Accelerated Distributed Optimization with Compression and Error Feedback
This work addresses communication efficiency in distributed machine learning, offering a novel method that is incremental but provides theoretical and practical improvements for large-scale optimization tasks.
The paper tackles the problem of communication bottlenecks in distributed optimization by proposing ADEF, a novel algorithm that integrates Nesterov acceleration with compression techniques, achieving the first accelerated convergence rate for stochastic distributed optimization with contractive compression in the general convex regime, as validated by numerical experiments showing reduced communication costs and fast convergence.

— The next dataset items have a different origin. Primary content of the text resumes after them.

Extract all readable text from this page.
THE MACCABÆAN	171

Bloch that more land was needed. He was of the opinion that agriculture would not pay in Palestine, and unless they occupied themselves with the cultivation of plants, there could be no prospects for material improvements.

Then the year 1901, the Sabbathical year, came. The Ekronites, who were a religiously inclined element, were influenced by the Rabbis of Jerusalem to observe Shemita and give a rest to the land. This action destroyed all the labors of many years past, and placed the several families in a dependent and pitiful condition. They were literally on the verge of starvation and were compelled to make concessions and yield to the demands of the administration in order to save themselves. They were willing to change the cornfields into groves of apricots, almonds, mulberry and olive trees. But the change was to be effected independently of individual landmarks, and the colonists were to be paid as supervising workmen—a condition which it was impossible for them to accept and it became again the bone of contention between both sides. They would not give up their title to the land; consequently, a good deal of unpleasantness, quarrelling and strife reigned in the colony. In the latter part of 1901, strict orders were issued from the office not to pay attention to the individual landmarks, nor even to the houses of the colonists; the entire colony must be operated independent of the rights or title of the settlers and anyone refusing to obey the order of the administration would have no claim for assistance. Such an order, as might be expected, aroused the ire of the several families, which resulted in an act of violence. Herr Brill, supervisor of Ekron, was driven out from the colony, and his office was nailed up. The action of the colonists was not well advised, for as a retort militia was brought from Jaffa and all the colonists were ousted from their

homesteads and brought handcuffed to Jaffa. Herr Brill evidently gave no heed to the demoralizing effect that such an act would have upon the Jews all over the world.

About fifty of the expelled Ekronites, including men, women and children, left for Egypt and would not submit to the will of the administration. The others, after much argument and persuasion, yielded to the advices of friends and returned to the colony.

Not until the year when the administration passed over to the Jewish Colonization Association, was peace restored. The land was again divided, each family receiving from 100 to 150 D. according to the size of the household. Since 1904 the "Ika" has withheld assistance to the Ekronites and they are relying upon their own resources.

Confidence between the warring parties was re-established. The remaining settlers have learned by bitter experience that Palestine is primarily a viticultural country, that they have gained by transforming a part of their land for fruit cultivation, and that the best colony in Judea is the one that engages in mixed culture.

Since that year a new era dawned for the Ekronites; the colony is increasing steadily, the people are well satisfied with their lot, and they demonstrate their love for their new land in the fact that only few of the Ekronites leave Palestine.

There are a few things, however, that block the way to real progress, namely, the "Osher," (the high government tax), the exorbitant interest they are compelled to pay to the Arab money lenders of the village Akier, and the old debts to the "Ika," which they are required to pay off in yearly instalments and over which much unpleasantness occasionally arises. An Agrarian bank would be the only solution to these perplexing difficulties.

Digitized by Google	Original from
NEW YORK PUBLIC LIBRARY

Modern machine learning tasks often involve massive datasets and models, necessitating distributed optimization algorithms with reduced communication overhead. Communication compression, where clients transmit compressed updates to a central server, has emerged as a key technique to mitigate communication bottlenecks. However, the theoretical understanding of stochastic distributed optimization with contractive compression remains limited, particularly in conjunction with Nesterov acceleration -- a cornerstone for achieving faster convergence in optimization. In this paper, we propose a novel algorithm, ADEF (Accelerated Distributed Error Feedback), which integrates Nesterov acceleration, contractive compression, error feedback, and gradient difference compression. We prove that ADEF achieves the first accelerated convergence rate for stochastic distributed optimization with contractive compression in the general convex regime. Numerical experiments validate our theoretical findings and demonstrate the practical efficacy of ADEF in reducing communication costs while maintaining fast convergence.